Multimodal Video Analysis and Modeling
Research output: Book/Report › Doctoral thesis › Collection of Articles
|Publisher||Tampere University of Technology|
|Number of pages||69|
|Publication status||Published - 18 Nov 2016|
|Publication type||G5 Doctoral dissertation (article)|
|Name||Tampere University of Technology. Publication|
Fusion of information from multiple modalities is applied to recording environment classiﬁcation from video and audio as well as to sport type classiﬁcation from a set of multi-device videos, corresponding audio, and recording device motion sensor data. The environment classiﬁcation combines support vector machine (SVM) classiﬁers trained on various global visual low-level features with audio event histogram based environment classiﬁcation using k nearest neighbors (k-NN). Rule-based fusion schemes with genetic algorithm (GA)-optimized modality weights are compared to training a SVM classiﬁer to perform the multimodal fusion. A comprehensive selection of fusion strategies is compared for the task of classifying the sport type of a set of recordings from a common event. These include fusion prior to, simultaneously with, and after classiﬁcation; various approaches for using modality quality estimates; and fusing soft conﬁdence scores as well as crisp single-class predictions. Additionally, different strategies are examined for aggregating the decisions of single videos to a collective prediction from the set of videos recorded concurrently with multiple devices. In both tasks multimodal analysis shows clear advantage over separate classiﬁcation of the modalities.

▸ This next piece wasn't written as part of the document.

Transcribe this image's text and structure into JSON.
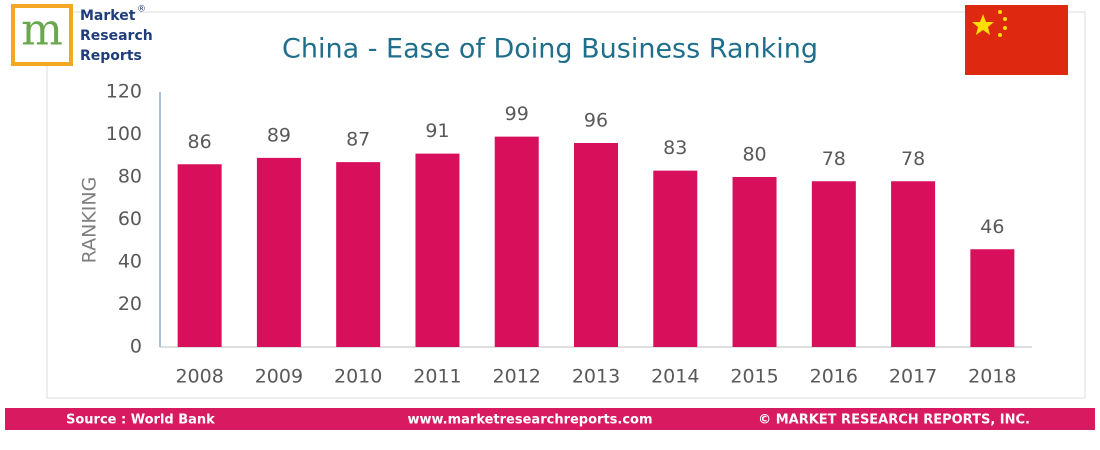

Another part of the work investigates cross-modal pattern analysis and audio-based video editing. This study examines the feasibility of automatically timing shot cuts of multi-camera concert recordings according to music-related cutting patterns learnt from professional concert videos. Cut timing is a crucial part of automated creation of multicamera mashups, where shots from multiple recording devices from a common event are alternated with the aim at mimicing a professionally produced video. In the framework, separate statistical models are formed for typical patterns of beat-quantized cuts in short segments, differences in beats between consecutive cuts, and relative deviation of cuts from exact beat times. Based on music meter and audio change point analysis of a new recording, the models can be used for synthesizing cut times. In a user study the proposed framework clearly outperforms a baseline automatic method with comparably advanced audio analysis and wins 48.2 % of comparisons against hand-edited videos.